Recentemente, o governo do presidente Lula, por meio do Ministério das Mulheres, deu um passo importante para a valorização da economia do cuidado no Brasil, um conceito inovador que lança luz sobre o trabalho do cuidado não remunerado, caracterizando-o como fundamental para o bem-estar social. O Decreto nº 11.460 institui o Grupo de Trabalho Interministerial que tem a finalidade de elaborar a proposta da Política Nacional de Cuidados e a proposta do Plano Nacional de Cuidados do Brasil.
O déficit de socialização do cuidado entre homens e mulheres se reflete em um desigual uso do tempo dedicado às atividades domésticas, impactando diretamente na baixa inserção das mulheres no mercado de trabalho. Desta forma, a oferta de políticas e equipamentos públicos que possibilitem que as mulheres possam reduzir o tempo dedicado ao trabalho doméstico (não pago) do cuidado, oportunizam a utilização e ampliação do uso do tempo destas mulheres para o trabalho remunerado, promovendo um acesso direto a uma renda própria – um primeiro passo em direção à construção de sua autonomia econômica.
A garantia e a ampliação do investimento público na construção de creches, escolas em tempo integral, lavanderias e tantos outros equipamentos públicos é uma conquista concreta para a igualdade de gênero, para o bem estar das crianças, para a economia e para o desenvolvimento de toda a sociedade. Foi por isso que trabalhamos em conjunto com o governo federal para garantir, através do Programa de Aceleração do Crescimento (PAC Seleções), mais creches e escolas de tempo integral para diversas cidades de Minas Gerais, especialmente Uberlândia e municípios do Triângulo Mineiro.

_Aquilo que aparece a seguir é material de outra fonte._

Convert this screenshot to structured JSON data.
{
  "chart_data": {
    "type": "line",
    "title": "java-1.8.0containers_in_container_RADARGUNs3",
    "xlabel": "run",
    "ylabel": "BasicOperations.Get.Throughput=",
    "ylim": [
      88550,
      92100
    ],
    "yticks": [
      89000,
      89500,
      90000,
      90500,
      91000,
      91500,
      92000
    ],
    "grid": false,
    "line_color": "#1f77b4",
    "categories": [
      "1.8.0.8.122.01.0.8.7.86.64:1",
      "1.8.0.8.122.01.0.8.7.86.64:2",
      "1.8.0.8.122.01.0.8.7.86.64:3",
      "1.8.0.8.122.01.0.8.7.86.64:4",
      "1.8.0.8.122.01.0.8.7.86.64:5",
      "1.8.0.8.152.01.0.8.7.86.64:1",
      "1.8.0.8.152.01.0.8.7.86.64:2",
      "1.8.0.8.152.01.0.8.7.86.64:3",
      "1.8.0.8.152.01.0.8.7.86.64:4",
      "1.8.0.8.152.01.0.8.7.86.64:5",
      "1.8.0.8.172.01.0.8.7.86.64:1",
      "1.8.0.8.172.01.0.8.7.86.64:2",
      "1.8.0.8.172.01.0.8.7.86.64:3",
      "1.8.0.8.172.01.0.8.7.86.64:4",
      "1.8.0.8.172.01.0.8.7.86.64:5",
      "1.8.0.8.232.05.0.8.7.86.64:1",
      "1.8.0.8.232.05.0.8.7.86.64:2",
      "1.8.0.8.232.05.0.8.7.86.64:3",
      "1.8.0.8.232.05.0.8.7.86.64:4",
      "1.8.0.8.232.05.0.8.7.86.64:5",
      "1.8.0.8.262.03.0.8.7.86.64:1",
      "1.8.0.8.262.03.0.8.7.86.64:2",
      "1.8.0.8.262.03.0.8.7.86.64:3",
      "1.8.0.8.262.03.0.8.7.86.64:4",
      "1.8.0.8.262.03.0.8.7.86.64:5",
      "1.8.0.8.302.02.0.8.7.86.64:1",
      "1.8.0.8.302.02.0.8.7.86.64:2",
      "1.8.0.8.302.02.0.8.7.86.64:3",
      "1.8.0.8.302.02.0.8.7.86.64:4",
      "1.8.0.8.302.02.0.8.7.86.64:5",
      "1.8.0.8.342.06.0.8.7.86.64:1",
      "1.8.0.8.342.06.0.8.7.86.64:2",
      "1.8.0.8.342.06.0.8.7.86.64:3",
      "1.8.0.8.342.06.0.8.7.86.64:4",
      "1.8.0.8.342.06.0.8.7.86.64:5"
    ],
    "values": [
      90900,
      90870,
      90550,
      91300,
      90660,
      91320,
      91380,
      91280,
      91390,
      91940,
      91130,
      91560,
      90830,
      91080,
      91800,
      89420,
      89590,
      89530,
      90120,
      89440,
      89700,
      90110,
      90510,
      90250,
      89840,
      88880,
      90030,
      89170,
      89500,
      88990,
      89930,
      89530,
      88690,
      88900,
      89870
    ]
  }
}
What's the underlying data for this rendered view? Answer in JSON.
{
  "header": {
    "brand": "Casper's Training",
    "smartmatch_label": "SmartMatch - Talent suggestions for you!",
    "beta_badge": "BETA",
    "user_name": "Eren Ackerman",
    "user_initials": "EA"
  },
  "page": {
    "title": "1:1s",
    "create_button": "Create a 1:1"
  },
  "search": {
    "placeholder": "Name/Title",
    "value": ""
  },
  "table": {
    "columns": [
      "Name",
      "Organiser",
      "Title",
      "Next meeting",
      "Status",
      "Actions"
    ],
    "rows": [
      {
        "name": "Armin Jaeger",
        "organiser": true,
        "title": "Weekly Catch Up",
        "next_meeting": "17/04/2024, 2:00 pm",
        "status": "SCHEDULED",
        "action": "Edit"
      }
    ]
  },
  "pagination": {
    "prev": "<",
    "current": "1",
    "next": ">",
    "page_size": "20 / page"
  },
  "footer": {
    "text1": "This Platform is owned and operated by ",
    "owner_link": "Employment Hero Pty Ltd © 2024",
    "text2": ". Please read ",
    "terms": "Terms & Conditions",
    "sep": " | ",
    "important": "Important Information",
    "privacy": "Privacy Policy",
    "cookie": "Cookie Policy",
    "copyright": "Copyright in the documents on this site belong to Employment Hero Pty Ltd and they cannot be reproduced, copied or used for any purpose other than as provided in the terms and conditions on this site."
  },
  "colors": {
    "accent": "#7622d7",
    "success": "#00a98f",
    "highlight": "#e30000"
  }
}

Somos intransigentes na defesa de um Estado forte, garantidor do bem estar social, feminista e solidário. Nossa luta é para garantir que nenhuma mulher no Brasil tenha suas capacidades limitadas, sendo alijadas do mercado de trabalho e excluídas do processo produtivo remunerado por não poderem arcar com os custos de uma babá ou de uma escola particular. É dever do Estado garantir políticas públicas que combatam as desigualdades de gênero e assegurem a ampliação contínua dos direitos.